Daario is far more cynical than she is at this point (and maybe ever will be), but there’s a harsh truth to what he says. Because despite being the Mother of Dragons and controlling all of Slaver’s Bay, the demands on her and what she has to do as a result are often in direct conflict with what she personally desires. She didn’t want to reopen the fighting pits, but she did, and she wanted to kill all of her enemies, but she didn’t.

She thinks (correctly) that her responsibilities dictate her choices, making her less in charge of her own life than she probably ever expected as a queen, despite her being arguably the most powerful person in the world.


Daario doesn’t agree with that either though and he says, “Everyone has a choice. Even slaves have a choice: death or slavery.” Those two dire options might not seem applicable to a person in complete power, but often the actions a ruler makes will determine if they come under attack or not. Make the wrong choice, especially the selfish one, and—as frequently happens on this show—you end up dead. Ask Robb Stark about marrying for love.

We see the terrible results for a different queen in this episode when she puts herself above her duty. Cersei’s personal desire—borne out of hatred and fear—to act in her own self interest (destroying House Tyrell and keeping her power) rather than doing what’s best for the family (being a strong ally at her own expense), gets her locked up in the Sept of Baelor and puts her on a path that ends up with her son Tommen dead, and possibly herself soon enough.

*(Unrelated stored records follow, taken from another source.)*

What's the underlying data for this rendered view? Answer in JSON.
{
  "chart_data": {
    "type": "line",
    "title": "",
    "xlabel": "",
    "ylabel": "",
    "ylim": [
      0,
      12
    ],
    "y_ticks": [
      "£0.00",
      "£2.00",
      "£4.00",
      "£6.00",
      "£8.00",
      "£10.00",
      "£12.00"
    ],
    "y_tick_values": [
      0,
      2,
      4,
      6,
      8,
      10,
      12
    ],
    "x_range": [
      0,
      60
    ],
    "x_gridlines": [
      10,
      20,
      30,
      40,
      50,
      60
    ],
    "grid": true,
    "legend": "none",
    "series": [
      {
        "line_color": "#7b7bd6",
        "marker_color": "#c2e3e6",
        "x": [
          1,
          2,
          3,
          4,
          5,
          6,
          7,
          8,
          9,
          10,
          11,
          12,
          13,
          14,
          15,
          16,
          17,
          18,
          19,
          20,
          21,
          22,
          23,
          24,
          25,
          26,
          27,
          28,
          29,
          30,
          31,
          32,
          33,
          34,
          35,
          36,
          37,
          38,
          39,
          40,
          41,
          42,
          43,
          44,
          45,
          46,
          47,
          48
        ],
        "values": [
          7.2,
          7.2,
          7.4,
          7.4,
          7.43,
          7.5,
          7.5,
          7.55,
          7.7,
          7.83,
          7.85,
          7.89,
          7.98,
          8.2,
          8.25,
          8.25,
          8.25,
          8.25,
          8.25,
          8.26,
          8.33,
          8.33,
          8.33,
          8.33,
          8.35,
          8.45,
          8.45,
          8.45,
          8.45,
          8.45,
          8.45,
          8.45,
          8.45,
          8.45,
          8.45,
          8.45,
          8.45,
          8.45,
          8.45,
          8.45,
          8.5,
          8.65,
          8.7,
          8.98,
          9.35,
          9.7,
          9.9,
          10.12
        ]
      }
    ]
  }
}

We know that despite doing what she thinks is right in marrying Hizdahr, it will blow up in Daenerys’ face (no one said the unselfish option always works, being in charge is a heavy burden), but even when she does finally gain full control over Slaver’s Bay and leaves for Westeros, she leaves Daario behind, choosing duty over love. (By then she is far more cynical though, feeling nothing but annoyance at having even speak with Daario about it. Power has hardened her, another sacrifice one must make to rule well.)

This is in contrast to the other known Targaryen in the world, Maester Aemon. Back at Castle Black he passes away (a scene still as sad as ever), at over one hundred years old. But he never had to be there at all—he could have sat on the Iron Throne himself.  Before he came to the Wall he was quietly offered the crown, but he rejected it, and rather than stay and be used as a threat against his brother Aegon (a.k.a. Egg) he took the black so he could serve the realm in anonymity.


He is the only on-screen character to die of natural causes, having served under 12 Lord Commanders. As Sam says, “No man was wiser, or gentler, or kinder.” And while the world forgot he was there, and the history books will simply note him as the Targaryen who said no to being king, he touched the lives of thousands of Night’s Watch brothers and helped to protect tens of thousands more in Westeros.

He shunned power, and instead died an old man in his bed, beloved, worthy of as much honor and respect as anyone who has ever sat on the Iron Throne. Will Daenerys be able to live that kind of life? Will Jon Snow or Cersei? No one in power has been afforded that kind of end yet.


And even though he is gone, the wisdom Aemon passed on to Sam and Jon might help save all of the living from the army of the dead, and what greater power could anyone have ever wielded than that?